I keep reading complaints around the blogosphere about indie authors spewing word vomit instead of writing good books. I fear I must object.
Even the icons heard the same criticism.
Lawrence Ferlinghetti believed art should be accessible to all people, not just a handful of highly educated intellectuals. He published his own work with his own City Lights Press. Have you read his poems? If not I’d recommend following their trail around a page. It’s kind of like wandering through San Francisco.
Michael Leddy, commenting on the poems of Wild Dreams of a New Beginning, “Ferlinghetti seems the poetic equivalent of the jazz soloist who, for want of invention, quotes fragments of well-known songs, hoping that the audience will be content to congratulate itself on recognizing the sources.”
Ferlinghetti was also arrested and tried for printing and selling obscene and indecent literature– Allen Ginsberg’s Howl.
Critics widely disapproved of Jack Kerouac’s work, On the Road.
William Burroughs’ work was considered obscene and banned from most libraries. Go on, eat your Naked Lunch.

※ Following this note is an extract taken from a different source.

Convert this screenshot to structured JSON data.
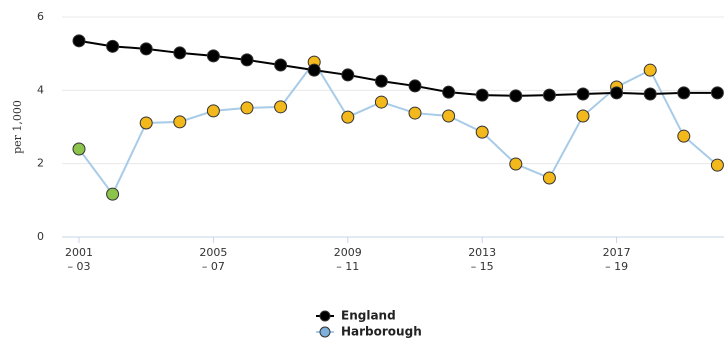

The reception of Mary Shelley’s Frankenstein was largely negative. One reviewer described the book as “a tissue of horrible and disgusting absurdity.”
Wuthering Heights, by Emily Bronte – from Graham’s Lady Magazine: “How a human being could have attempted such a book as the present without committing suicide before he had finished a dozen chapters, is a mystery. It is a compound of vulgar depravity and unnatural horrors.”
There’s this thing on Amazon… It’s called the Send Sample Now button. And there’s this other feature. It’s called Search Inside This Book.
You can sample any book before you buy it for your Kindle and you can read a few pages of almost any print book before you make a decision to purchase.
Use those things. I consider them a perk for the wary reader.
Go on, use them.
It would be tough to estimate the number of books I’ve purchased in my lifetime, traditionally published books from big name publishing houses written by both established authors and debut authors that were lousy, a complete and utter waste of my time. I read a lot, I’ve been known to read as many as three books at a time, and I’ve been reading since I was 18 months old… You do the math. I’m guessing a few truckloads of non-indie books have ended up in my DNF/DONATE pile over the years.
I don’t write crap. I don’t spew word vomit. Neither do many many indie writers I know.
Look, we all know some indie authors have problems with editing, story content, formatting. Some indie authors have no talent. Some have a great story to tell but don’t understand craft. Some understand craft but have no story. This is how it’s always been for would-be authors.
But you can’t paint us all with one brush.
That’s why, if you’re concerned about word vomit, it’s wise to sample a work before you buy, regardless of the source of the work.
Personally I think it’s cool… I like the thought of all those excellent indie books waiting to be discovered by adventurous readers. We must be doing something right – publishers are using the glut of indies as the new slush pile.